Dr. Calker had from year to year opposed the agitation of the slavery question in the general assembly of the Presbyterian Church, knowing well that it threatened disunion. When, in spite of all his efforts, disunion came, he bent his energies to the task of reuniting; and he was the most important character in the present caucus.

Of course a layman, and a young man also, would feel some natural hesitancy in joining at once in the conversation of those older than himself. Clayton, therefore, sat at the hospitable breakfast-table of Dr. Cushing rather as an auditor than as a speaker.

"Now, brother Cushing," said Dr. Calker, "the fact is, there never was any need of this disruption. It has crippled the power of the church, and given the enemy occasion to speak reproachfully. Our divisions are playing right into the hands of the Methodists and Baptists; and ground that we might hold, united, is going into their hands every year."

"I know it," said Dr. Cushing, "and we southern brethren mourn over it, I assure you. The fact is, brother Calker, there's no such doctrinal division, after all. Why, there are brethren among us that are as new school as Dr. Draper, and we don't meddle with them."

"Just so," replied Dr. Calker; "and we have true-blue old school men among us."

"I think," said Dr. Packthread, "that, with suitable care, a document might be drawn up which will meet the views on both sides. You see, we must get the extreme men on both sides to agree to hold still. Why, now, I am called new school; but I wrote a set of definitions once, which I showed to Dr.

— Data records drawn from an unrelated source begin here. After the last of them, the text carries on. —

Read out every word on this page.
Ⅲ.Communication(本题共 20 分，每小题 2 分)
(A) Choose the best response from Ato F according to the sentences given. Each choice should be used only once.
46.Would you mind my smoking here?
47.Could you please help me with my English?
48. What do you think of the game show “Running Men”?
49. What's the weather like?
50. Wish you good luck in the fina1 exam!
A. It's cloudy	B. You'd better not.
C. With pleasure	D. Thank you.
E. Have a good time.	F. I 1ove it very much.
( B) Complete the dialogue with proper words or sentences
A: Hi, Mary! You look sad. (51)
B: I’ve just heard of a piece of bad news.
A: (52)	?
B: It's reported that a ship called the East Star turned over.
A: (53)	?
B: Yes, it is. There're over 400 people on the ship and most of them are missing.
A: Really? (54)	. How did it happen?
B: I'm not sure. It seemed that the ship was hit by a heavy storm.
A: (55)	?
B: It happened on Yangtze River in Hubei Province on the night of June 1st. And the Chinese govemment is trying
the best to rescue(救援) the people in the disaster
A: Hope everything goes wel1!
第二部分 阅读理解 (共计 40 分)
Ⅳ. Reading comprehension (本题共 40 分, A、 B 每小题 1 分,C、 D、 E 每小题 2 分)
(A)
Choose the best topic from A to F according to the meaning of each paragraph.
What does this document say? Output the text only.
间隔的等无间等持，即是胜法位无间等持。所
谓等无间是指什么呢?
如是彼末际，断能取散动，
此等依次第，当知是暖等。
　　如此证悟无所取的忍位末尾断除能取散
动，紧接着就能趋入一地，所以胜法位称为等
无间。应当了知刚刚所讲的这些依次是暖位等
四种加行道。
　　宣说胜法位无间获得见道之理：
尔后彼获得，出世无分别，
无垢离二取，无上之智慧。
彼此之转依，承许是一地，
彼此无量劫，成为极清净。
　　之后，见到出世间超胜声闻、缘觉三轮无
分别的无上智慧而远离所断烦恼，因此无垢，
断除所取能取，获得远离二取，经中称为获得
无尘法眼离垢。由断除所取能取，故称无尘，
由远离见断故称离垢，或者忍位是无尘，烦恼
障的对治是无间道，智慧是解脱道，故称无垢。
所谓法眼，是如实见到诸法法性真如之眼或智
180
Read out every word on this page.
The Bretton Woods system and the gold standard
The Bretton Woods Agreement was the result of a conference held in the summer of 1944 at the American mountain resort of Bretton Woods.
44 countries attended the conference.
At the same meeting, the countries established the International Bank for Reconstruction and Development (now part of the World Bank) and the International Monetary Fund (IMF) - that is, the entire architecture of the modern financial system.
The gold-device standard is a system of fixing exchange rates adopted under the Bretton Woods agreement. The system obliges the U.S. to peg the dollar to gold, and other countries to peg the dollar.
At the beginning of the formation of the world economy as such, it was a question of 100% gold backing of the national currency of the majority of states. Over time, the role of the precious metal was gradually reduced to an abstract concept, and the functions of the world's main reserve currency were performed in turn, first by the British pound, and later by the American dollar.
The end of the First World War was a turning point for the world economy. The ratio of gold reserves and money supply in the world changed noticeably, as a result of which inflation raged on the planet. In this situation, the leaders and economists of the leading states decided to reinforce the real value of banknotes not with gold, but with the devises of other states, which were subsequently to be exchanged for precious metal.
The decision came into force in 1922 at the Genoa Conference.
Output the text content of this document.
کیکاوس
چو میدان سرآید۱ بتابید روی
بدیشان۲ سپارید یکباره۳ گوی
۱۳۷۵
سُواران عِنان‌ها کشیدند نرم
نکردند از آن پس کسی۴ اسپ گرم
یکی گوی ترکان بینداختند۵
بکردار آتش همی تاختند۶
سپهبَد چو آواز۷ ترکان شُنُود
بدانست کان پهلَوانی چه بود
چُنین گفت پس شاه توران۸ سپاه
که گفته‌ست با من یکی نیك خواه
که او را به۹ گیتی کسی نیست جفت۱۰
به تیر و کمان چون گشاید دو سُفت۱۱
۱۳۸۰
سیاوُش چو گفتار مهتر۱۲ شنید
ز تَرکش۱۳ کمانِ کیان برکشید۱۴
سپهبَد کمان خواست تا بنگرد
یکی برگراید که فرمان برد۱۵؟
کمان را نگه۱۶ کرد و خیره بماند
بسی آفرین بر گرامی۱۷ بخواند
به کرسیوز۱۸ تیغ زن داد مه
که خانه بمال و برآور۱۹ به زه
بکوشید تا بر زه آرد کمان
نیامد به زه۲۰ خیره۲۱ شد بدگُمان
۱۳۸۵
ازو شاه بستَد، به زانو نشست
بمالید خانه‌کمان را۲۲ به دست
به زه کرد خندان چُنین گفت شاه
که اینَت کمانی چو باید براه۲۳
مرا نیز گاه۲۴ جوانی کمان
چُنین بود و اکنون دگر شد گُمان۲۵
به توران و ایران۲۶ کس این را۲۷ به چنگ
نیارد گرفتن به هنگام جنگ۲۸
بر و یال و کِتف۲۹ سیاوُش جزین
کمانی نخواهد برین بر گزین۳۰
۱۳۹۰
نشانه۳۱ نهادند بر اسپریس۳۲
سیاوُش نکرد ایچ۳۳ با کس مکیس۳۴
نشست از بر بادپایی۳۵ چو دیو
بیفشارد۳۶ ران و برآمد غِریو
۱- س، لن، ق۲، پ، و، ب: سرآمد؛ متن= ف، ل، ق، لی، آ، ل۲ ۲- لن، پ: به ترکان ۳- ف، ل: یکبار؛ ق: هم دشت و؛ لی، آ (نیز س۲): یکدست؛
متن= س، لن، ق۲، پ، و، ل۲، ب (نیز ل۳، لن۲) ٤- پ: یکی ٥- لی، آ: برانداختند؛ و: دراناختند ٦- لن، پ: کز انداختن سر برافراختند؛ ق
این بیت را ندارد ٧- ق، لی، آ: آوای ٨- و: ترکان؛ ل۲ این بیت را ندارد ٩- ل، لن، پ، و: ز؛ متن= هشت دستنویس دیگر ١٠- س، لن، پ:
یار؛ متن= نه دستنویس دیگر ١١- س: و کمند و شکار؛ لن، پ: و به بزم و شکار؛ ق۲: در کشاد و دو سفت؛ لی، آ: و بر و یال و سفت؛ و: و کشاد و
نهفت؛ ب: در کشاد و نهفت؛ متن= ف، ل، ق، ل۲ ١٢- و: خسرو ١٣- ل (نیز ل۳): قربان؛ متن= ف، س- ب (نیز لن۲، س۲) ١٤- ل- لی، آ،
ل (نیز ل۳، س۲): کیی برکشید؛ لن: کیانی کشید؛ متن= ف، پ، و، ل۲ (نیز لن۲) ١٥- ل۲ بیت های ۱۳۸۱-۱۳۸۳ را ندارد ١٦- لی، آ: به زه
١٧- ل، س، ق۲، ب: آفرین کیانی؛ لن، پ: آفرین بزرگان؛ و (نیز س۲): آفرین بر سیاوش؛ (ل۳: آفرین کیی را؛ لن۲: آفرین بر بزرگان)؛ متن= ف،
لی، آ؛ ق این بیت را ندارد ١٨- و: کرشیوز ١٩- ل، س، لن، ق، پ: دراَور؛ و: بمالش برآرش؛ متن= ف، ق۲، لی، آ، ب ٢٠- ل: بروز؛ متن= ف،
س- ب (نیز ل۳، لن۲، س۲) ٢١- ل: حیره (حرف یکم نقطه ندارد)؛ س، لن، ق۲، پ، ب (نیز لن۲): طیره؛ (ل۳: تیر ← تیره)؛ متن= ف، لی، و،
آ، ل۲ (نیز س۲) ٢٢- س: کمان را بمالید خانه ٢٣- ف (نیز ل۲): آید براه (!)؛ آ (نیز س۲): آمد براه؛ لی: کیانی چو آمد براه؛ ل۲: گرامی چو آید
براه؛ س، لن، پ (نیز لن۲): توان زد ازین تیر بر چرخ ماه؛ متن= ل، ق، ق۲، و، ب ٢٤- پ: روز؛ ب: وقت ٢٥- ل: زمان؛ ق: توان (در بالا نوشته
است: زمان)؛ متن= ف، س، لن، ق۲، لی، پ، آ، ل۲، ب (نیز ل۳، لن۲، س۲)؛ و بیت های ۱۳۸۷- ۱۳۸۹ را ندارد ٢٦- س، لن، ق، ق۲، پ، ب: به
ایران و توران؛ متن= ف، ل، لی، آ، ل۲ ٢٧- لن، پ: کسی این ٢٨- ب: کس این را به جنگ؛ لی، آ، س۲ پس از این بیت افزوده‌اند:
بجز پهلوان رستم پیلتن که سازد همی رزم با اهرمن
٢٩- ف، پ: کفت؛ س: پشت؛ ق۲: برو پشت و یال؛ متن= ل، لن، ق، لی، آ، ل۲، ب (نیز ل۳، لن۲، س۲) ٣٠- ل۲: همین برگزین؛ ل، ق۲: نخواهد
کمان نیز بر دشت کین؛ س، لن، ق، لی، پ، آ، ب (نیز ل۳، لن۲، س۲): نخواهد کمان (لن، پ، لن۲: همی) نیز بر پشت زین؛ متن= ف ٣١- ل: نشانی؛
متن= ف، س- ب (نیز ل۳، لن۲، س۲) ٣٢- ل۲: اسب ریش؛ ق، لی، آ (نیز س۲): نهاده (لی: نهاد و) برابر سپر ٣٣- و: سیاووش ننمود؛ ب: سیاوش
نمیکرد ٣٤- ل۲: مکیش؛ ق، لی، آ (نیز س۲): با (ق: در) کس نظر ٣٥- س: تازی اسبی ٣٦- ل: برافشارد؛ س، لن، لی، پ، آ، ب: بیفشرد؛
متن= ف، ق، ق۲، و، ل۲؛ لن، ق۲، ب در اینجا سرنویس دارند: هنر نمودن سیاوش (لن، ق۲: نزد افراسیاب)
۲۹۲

Pyke, who is as sharp as any body on the other side, and he said, 'He agreed with them entirely.' Those N—— H—— men are incautious."

"Yes," said Dr. Calker, "and it's just dividing the resources and the influence of the church for nothing. Now, those discussions as to the time when moral agency begins are, after all, of no great account in practical workings."

"Well," said Dr. Cushing, "it's, after all, nothing but the tone of your abolition fanatics that stands in the way. These slavery discussions in general assembly have been very disagreeable and painful to our people, particularly those of the western brethren. They don't understand us, nor the delicacy of our position. They don't know that we need to be let alone in order to effect anything. Now, I am for trusting to the softening, meliorating influences of the Gospel. The kingdom of God cometh not with observation. I trust that, in his mysterious providence, the Lord will see fit, in his own good time, to remove this evil of slavery. Meanwhile, brethren ought to possess their souls in patience."

"Brother Cushing," said father Dickson, "since the assembly of eighteen hundred and eighteen, the number of slaves has increased in this country four-fold. New slave states have been added, and a great, regular system of breeding and trading organized, which is filling all our large cities with trading-houses. The ships of our ports go out as slavers, carrying loads of miserable creatures down to New Orleans; and there is a constant increase of this traffic through the country. This very summer I was at the death-bed of a poor girl, only seventeen or eighteen, who had been torn from all her friends and sent off with a coffle; and she died there in the wilderness. It does seem to me, brother Cushing, that this silent plan does not answer. We are not half as near to emancipation, apparently, as we were in eighteen hundred and eighteen."

"Has there ever been any attempt," said Clayton, "among the Christians of your denominations, to put a stop to this internal slave-trade?"